L’alimentation du marché reste également réduite. L’ObserveR comptabilise 683 mises en vente au 1er trimestre 2026, soit une hausse de 14 % par rapport au dernier trimestre 2025 et de 8 % par rapport aux premiers trimestres 2025 et 2024. Là encore, le rebond existe, mais il demeure limité au regard des volumes historiques. Dans la présentation de L’ObserveR, le graphique d’évolution depuis 2016 montre clairement l’ampleur de la chute : les mises en vente atteignaient encore 2 323 logements au 1er trimestre 2016, contre 683 seulement dix ans plus tard.
La fin du Pinel continue de peser sur la dynamique
La crise actuelle du logement neuf s’explique en partie par la faiblesse de l’alimentation du marché, mais aussi par la mise en place d’un nouvel environnement économique et fiscal. L’ObserveR rappelle que le marché évolue désormais sans dispositif défiscalisant équivalent au Pinel, tandis que les taux d’intérêt sont restés autour de 3,5 % en moyenne, affectant directement la solvabilité des acquéreurs. Les annonces du début 2026 font craindre de nouvelles hausses, susceptibles de freiner encore les capacités financières des ménages.
La part des investisseurs, qui avait fortement chuté au 1er trimestre 2025 pour tomber à 26 % des ventes, remonte à 32 % au 1er trimestre 2026. Cette hausse de 6 points constitue l’un des rares signaux positifs du trimestre, mais elle ne permet pas de retrouver les équilibres antérieurs. Entre le 1er trimestre 2022 et le 1er trimestre 2024, les investisseurs représentaient encore entre 42 % et 50 % des ventes, avec une répartition bien plus équilibrée entre investisseurs et propriétaires occupants.
Dans le détail, 193 ventes ont été réalisées auprès d’investisseurs au 1er trimestre 2026, contre 147 un an plus tôt, soit une hausse de 31,3 %. Les ventes aux propriétaires occupants atteignent, elles, 418 logements, contre 427 au 1er trimestre 2025, soit une légère baisse de 2,1 %. Le marché reste donc majoritairement porté par les occupants, qui représentent 68 % des ventes au détail.
Les ventes aidées deviennent majoritaires
La montée en puissance des ventes aidées constitue l’un des enseignements majeurs du trimestre. Dans l’aire urbaine de Toulouse, elles représentent désormais 59 % de l’ensemble des ventes et 65 % des ventes à propriétaires occupants, un niveau jamais atteint auparavant sur un premier trimestre.
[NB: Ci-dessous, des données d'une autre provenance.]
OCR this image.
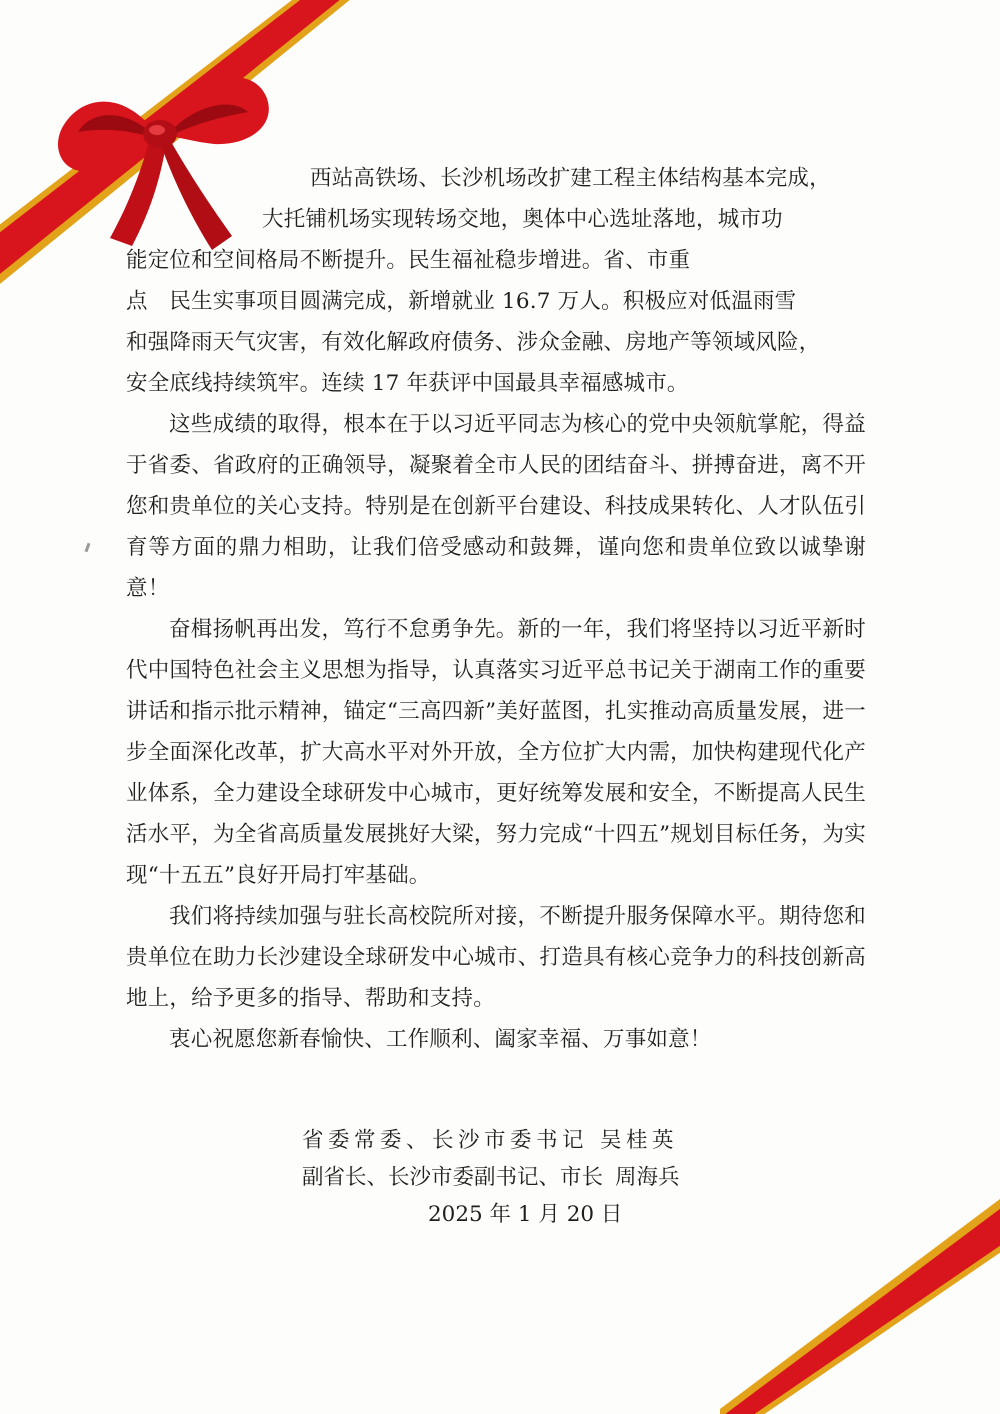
西站高铁场、长沙机场改扩建工程主体结构基本完成，
大托铺机场实现转场交地，奥体中心选址落地，城市功
能定位和空间格局不断提升。民生福祉稳步增进。省、市重
点　民生实事项目圆满完成，新增就业 16.7 万人。积极应对低温雨雪
和强降雨天气灾害，有效化解政府债务、涉众金融、房地产等领域风险，
安全底线持续筑牢。连续 17 年获评中国最具幸福感城市。

这些成绩的取得，根本在于以习近平同志为核心的党中央领航掌舵，得益于省委、省政府的正确领导，凝聚着全市人民的团结奋斗、拼搏奋进，离不开您和贵单位的关心支持。特别是在创新平台建设、科技成果转化、人才队伍引育等方面的鼎力相助，让我们倍受感动和鼓舞，谨向您和贵单位致以诚挚谢意！

奋楫扬帆再出发，笃行不怠勇争先。新的一年，我们将坚持以习近平新时代中国特色社会主义思想为指导，认真落实习近平总书记关于湖南工作的重要讲话和指示批示精神，锚定“三高四新”美好蓝图，扎实推动高质量发展，进一步全面深化改革，扩大高水平对外开放，全方位扩大内需，加快构建现代化产业体系，全力建设全球研发中心城市，更好统筹发展和安全，不断提高人民生活水平，为全省高质量发展挑好大梁，努力完成“十四五”规划目标任务，为实现“十五五”良好开局打牢基础。

我们将持续加强与驻长高校院所对接，不断提升服务保障水平。期待您和贵单位在助力长沙建设全球研发中心城市、打造具有核心竞争力的科技创新高地上，给予更多的指导、帮助和支持。

衷心祝愿您新春愉快、工作顺利、阖家幸福、万事如意！

省委常委、长沙市委书记 吴桂英
副省长、长沙市委副书记、市长 周海兵
2025 年 1 月 20 日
À l’inverse, les ventes libres ne représentent plus que 41 % des ventes.
Cette transformation illustre la recomposition profonde du marché. Les ventes en accession aidée progressent nettement, avec 270 ventes au 1er trimestre 2026, contre 228 au 1er trimestre 2025. La part du Bail Réel Solidaire, ou BRS, poursuit aussi sa progression. L’ObserveR recense 94 ventes en BRS au premier trimestre, contre 49 un an plus tôt, soit une hausse de 92 % par rapport au 1er trimestre 2025 et de 224 % par rapport au 1er trimestre 2024.
Les ventes en TVA réduite à 5,5 % dans les secteurs de renouvellement urbain connaissent également une forte progression. Elles atteignent 67 ventes au 1er trimestre 2026, contre 33 au 1er trimestre 2025 et 13 au 1er trimestre 2024, soit une hausse de 103 % sur un an et de 415 % sur deux ans. Ces données montrent que la solvabilité des ménages repose de plus en plus sur des mécanismes d’accession encadrée ou aidée.
L’ObserveR souligne également le déploiement du LLI particuliers, dont les ventes représentent 13 % des ventes du trimestre. Les effets du dispositif « Jeanbrun », eux, ne se sont pas encore matérialisés dans les chiffres du début d’année. Pour l’observatoire, ces phénomènes traduisent à la fois la poursuite de la crise et la redéfinition en cours du marché de la promotion immobilière.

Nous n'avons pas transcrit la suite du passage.